The Patent of Toleration (Toleranzpatent, Türelmi rendelet) was an edict of toleration issued on 13 October 1781 by the Habsburg emperor Joseph II. Part of the Josephinist reforms, the Patent extended religious freedom to non-Catholic Christians living in the crown lands of the Habsburg monarchy, including Lutherans, Calvinists, and the Eastern Orthodox. Specifically, these members of minority faiths were now legally permitted to hold "private religious exercises" in clandestine churches.

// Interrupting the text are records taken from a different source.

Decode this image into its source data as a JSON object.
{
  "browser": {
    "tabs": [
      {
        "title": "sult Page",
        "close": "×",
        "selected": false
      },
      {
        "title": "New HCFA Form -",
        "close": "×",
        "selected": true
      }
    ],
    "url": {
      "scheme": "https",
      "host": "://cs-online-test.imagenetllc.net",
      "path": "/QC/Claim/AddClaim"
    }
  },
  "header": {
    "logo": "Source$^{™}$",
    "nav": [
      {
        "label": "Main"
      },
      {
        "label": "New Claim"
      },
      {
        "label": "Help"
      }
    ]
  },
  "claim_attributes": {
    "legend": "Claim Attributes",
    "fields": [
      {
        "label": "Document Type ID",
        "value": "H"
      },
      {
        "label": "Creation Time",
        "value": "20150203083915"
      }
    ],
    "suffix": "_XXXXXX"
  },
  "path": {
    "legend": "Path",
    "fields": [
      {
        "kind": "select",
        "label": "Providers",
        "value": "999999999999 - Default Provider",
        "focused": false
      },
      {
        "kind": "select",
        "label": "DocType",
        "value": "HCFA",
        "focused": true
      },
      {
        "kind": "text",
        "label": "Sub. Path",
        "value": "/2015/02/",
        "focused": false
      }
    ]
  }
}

For the first time after the Counter-Reformation, the Patent guaranteed the practice of religion by the Evangelical Lutheran and the Reformed Church in Austria. Nevertheless, worship was heavily regulated, wedding ceremonies remained reserved for the Catholic Church, and the Unity of the Brethren was still suppressed. Similar to the articular churches admitted 100 years before, Protestants were only allowed to erect 'houses of prayer' (Bethäuser) which should not in any way resemble church buildings. In many Habsburg areas, especially in the 'hereditary lands' of Upper Austria, Styria and Carinthia, Protestant parishes quickly developed, strongly relying on crypto-protestant traditions. The Patent also regulated mixed faith marriages, foreshadowing the Marriage Patent that was to be released in 1783 seeking to bring marriages under civil rather than canon law. In allowing marriages between religions, if the father was Catholic all children were required to be raised as Catholics whilst if the mother was Catholic only the daughters had to be raised as such.

The Patent was followed by the Edict of Tolerance for Jews in 1782. The edict extended to Jews the freedom to pursue all branches of commerce, but also imposed new requirements. Jews were required to create German-language primary schools or send their children to Christian schools (Jewish schools had previously taught children to read and write Hebrew in addition to mathematics.) The Patent also permitted Jews to attend state secondary schools. A series of laws issued soon after the Edict of Toleration abolished the autonomy of the Jewish communities, which had previously run their own court, charity, internal taxation and school systems; required Jews to acquire family names; made Jews subject to military conscription; and required candidates for the rabbinate to have secular education.

The 1781 Patent was originally called the "Divine Send of Equal Liberties" but was further put down by the monarch's advisor. Constraints on the construction of churches were abolished after the revolutions of 1848. The Protestant Church did not receive an equivalent legal status until Emperor Franz Joseph I of Austria issued the Protestantenpatent in 1861.